Tender is the Night is a compilation of standard Fitzgeraldian set pieces. Dick Diver and his wife Nicole, a trust fund baby, party among the fashionable elite of American expats in Europe, falling in and out of love with each other while struggling to find meaning in their separate lives. Much like the Diver’s relationship, I found that this book quietly petered out for me, not leaving the impact I was hoping for.

The Beautiful and the Damned (if you still have time and are not tired of Fitzgerald yet)
I found this to be a somewhat bitter book. Like Gatsby, it is an open critique, attacking the dissolute life of boozing, partying, and reckless spending led by protagonist Anthony Patch (another trust fund baby) and his socially ambitious wife, Gloria. The Patches, who go through most of the novel drunk or hung-over, embody Edna St. Vincent Millay’s “my candle burns at both ends” (that poem was published in 1920, by the way, almost exactly contemporaneous with the writing of The Beautiful and the Damned), but whereas Millay’s candle “gives a lovely light,” Fitzgerald shows the Patches’ lives to be shallow, driven by greed, and devoid of any kind of happiness.

In sum, although this has turned out not to really be about Tender is the Night at all, I think I’ve made it clear that I think Fitzgerald (F. Scotty Fitz, as I like to call him) is a good choice for anyone’s reading list. The Great Gatsby and This Side of Paradise, especially, are books that have stayed with me and I suspect will stay with me for a long time. They made me feel something and made me look at the world differently—which is all I can really ask of any work of art.

1 comment:

  1. "Physically.-- Amory thought that he was exceedingly handsome. He was. He fancied himself an athlete of possibilities and a supple dancer.

    Socially.-- Here his condition was, perhaps, most dangerous. He granted himself personality, charm, magnetism, poise, the power of dominating all contemporary males, the gift of fascinating all women.

    Mentally.-- Complete, unquestioned superiority.

    Now a confession will have to be made.
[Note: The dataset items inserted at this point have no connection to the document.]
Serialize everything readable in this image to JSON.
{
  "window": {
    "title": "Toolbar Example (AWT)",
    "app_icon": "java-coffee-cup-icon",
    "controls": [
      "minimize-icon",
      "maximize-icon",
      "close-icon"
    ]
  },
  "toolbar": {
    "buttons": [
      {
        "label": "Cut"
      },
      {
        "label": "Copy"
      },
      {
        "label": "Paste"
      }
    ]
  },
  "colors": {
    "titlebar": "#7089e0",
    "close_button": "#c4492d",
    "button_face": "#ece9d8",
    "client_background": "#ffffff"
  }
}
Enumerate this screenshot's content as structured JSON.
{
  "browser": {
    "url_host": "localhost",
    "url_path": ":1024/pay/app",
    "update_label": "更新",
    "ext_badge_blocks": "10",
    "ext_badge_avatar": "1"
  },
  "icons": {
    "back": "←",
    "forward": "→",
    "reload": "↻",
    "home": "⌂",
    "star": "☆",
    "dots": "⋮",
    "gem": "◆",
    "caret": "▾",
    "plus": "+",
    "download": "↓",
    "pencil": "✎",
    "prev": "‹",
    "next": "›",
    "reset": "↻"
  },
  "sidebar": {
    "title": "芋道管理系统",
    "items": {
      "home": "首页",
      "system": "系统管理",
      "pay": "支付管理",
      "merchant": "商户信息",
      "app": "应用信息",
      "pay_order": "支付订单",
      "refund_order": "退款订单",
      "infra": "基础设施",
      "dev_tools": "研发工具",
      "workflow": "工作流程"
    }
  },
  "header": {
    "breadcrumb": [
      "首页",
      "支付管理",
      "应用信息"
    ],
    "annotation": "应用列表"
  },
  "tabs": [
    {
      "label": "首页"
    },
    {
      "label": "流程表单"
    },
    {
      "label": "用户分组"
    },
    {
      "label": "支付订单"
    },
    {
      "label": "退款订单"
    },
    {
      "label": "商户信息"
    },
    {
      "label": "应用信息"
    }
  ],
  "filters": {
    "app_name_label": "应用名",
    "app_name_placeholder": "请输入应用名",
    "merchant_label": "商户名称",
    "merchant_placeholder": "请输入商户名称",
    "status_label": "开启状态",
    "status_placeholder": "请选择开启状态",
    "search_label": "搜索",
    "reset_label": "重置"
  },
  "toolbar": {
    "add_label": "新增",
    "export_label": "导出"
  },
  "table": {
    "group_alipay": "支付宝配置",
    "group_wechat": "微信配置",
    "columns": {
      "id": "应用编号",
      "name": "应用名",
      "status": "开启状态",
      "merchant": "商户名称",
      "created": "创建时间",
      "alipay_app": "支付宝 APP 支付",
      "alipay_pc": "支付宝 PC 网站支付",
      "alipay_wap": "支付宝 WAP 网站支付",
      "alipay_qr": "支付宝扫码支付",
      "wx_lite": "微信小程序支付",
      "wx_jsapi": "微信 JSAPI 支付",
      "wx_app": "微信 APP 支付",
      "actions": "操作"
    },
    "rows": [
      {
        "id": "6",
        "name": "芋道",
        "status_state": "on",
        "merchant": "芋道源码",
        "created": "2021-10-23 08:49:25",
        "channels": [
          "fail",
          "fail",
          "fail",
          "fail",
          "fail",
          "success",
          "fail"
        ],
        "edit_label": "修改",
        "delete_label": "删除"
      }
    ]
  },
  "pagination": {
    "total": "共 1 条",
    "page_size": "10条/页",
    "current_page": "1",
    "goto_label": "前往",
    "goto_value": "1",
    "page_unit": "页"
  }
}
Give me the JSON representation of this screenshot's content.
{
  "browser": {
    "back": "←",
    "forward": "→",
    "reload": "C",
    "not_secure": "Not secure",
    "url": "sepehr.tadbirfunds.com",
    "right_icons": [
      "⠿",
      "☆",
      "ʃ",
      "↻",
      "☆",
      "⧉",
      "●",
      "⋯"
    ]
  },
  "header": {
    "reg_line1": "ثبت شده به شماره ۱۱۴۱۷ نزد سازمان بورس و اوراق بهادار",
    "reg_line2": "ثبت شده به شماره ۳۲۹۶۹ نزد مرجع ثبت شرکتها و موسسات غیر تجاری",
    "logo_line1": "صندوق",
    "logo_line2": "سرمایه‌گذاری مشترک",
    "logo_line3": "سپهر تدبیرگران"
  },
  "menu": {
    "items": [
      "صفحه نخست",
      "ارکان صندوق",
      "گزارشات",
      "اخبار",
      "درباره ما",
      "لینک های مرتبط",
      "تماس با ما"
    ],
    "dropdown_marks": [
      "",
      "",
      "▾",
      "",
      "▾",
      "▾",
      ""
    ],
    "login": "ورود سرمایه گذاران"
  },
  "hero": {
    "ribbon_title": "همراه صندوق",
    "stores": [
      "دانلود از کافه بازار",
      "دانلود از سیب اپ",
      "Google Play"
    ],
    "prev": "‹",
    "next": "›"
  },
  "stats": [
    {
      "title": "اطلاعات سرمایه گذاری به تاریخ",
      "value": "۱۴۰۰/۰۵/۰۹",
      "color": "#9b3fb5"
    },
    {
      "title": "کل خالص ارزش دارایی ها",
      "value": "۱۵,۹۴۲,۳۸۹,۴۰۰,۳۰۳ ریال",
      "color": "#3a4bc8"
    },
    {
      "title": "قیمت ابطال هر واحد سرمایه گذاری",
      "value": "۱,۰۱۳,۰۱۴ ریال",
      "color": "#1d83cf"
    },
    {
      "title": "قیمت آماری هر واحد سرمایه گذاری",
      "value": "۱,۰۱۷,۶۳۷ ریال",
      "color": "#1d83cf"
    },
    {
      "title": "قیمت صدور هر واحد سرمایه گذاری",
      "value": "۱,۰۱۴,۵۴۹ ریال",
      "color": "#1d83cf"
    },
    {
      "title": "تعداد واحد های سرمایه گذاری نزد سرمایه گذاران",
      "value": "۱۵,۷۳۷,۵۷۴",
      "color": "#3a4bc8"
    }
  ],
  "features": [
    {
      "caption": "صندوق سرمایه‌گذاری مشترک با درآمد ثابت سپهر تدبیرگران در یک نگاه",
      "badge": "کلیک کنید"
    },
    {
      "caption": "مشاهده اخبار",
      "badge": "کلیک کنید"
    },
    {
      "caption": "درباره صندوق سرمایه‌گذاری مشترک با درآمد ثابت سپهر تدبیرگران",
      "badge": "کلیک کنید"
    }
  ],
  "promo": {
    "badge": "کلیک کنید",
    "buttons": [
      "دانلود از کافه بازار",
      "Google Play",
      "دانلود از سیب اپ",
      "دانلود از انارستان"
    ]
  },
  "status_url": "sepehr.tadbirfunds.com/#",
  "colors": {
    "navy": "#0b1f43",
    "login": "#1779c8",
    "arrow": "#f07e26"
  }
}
Amory had rather a Puritan conscience. Not that he yielded to it -- later in life he almost completely slew it -- but at fifteen it made him consider himself a great deal worse than other boys ... unscrupulousness ... the desire to influence people in almost every way, even for evil ... a certain coldness and lack of affection, amounting sometimes to cruelty ... a shifting sense of honor ... an unholy selfishness ... a puzzled, furtive interest in everything concerning sex."